Under bf16, the ratio of (forward_logprob - generation_logprob) can become very unstable, causing PPO's clip coefficient to kick in and null the gradient of certain tokens.
This issue is more extreme for RLOO, where the gradient for entire sequences can be nulled due to the large difference in logprobs.
In practice, we observed that PPO nulls the gradient of approximately 3% of the batch data, while RLOO nulls about 20-40%.
RLOO should theoretically null 0% of the batch data when not using mini-batches, but in our experience, the clipping ratio remains significant even with increased gradient steps.
The use of mini-batches exacerbates the problem, making it more challenging to train RLOO effectively.
For another approach, see: How to Use Huggingface Models in Python
Performance in Details
Mistral 7B significantly outperforms Llama 2 13B on all metrics, and is on par with Llama 34B.
We compared Mistral 7B to the Llama 2 family, and re-ran all model evaluations ourselves for fair comparison.

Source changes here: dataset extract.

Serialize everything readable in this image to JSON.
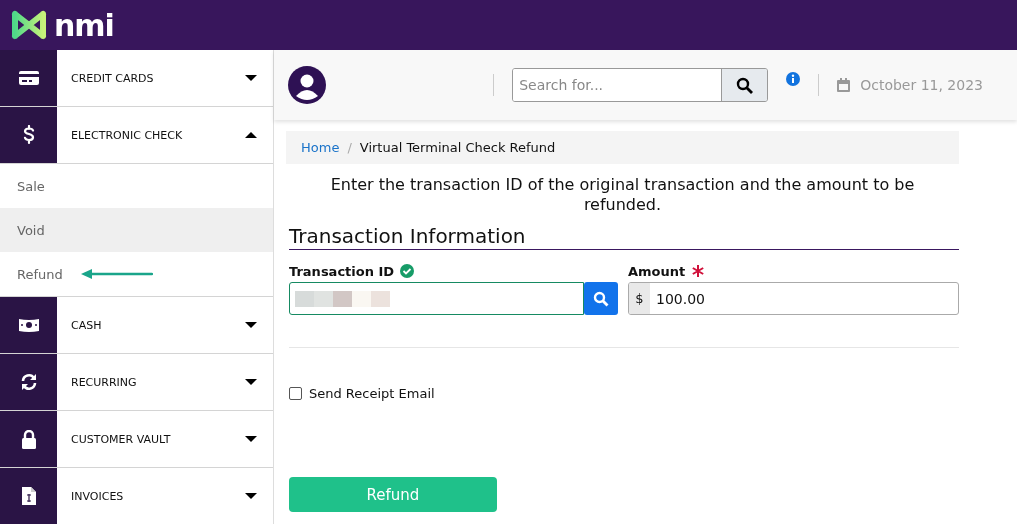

This allowed us to accurately assess their performance on a wide range of benchmarks.
Here's a breakdown of the benchmarks Mistral 7B was compared against:
- Commonsense Reasoning: 0-shot average of Hellaswag, Winogrande, PIQA, SIQA, OpenbookQA, ARC-Easy, ARC-Challenge, and CommonsenseQA.
- World Knowledge: 5-shot average of NaturalQuestions and TriviaQA.

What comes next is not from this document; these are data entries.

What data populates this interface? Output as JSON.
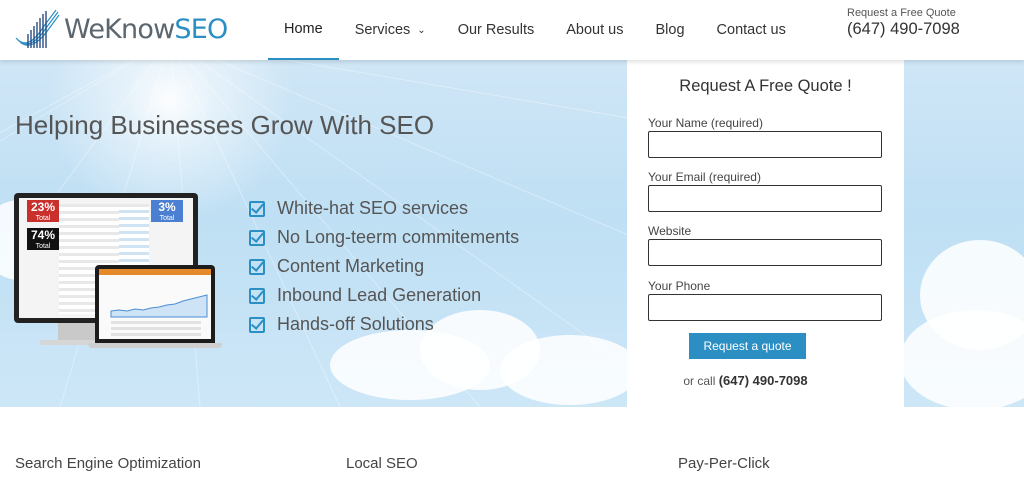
{
  "brand": {
    "name_part1": "WeKnow",
    "name_part2": "SEO",
    "accent": "#2b8fc4"
  },
  "nav": {
    "items": [
      {
        "label": "Home",
        "active": true
      },
      {
        "label": "Services",
        "dropdown": true
      },
      {
        "label": "Our Results"
      },
      {
        "label": "About us"
      },
      {
        "label": "Blog"
      },
      {
        "label": "Contact us"
      }
    ],
    "quote_small": "Request a Free Quote",
    "quote_phone": "(647) 490-7098"
  },
  "hero": {
    "title": "Helping Businesses Grow With SEO",
    "features": [
      "White-hat SEO services",
      "No Long-teerm commitements",
      "Content Marketing",
      "Inbound Lead Generation",
      "Hands-off Solutions"
    ],
    "badges": [
      {
        "value": "23%",
        "label": "Total"
      },
      {
        "value": "74%",
        "label": "Total"
      },
      {
        "value": "3%",
        "label": "Total"
      }
    ]
  },
  "quote_form": {
    "title": "Request A Free Quote !",
    "fields": [
      {
        "label": "Your Name (required)",
        "value": ""
      },
      {
        "label": "Your Email (required)",
        "value": ""
      },
      {
        "label": "Website",
        "value": ""
      },
      {
        "label": "Your Phone",
        "value": ""
      }
    ],
    "button": "Request a quote",
    "call_prefix": "or call",
    "call_phone": "(647) 490-7098"
  },
  "services": [
    {
      "title": "Search Engine Optimization"
    },
    {
      "title": "Local SEO"
    },
    {
      "title": "Pay-Per-Click"
    }
  ]
}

- Reading Comprehension: 0-shot average of BoolQ and QuAC.
- Math: Average of 8-shot GSM8K with maj@8 and 4-shot MATH with maj@4
- Code: Average of 0-shot Humaneval and 3-shot MBPP
- Popular aggregated results: 5-shot MMLU, 3-shot BBH, and 3-5-shot AGI Eval (English multiple-choice questions only)
Mistral 7B performs equivalently to a Llama 2 that would be more than 3x its size on reasoning, comprehension, and STEM reasoning, saving a significant amount of memory while gaining in throughput.
Tools and Resources
Open-source tools for RLHF have come a long way since OpenAI released their first code in TensorFlow in 2019.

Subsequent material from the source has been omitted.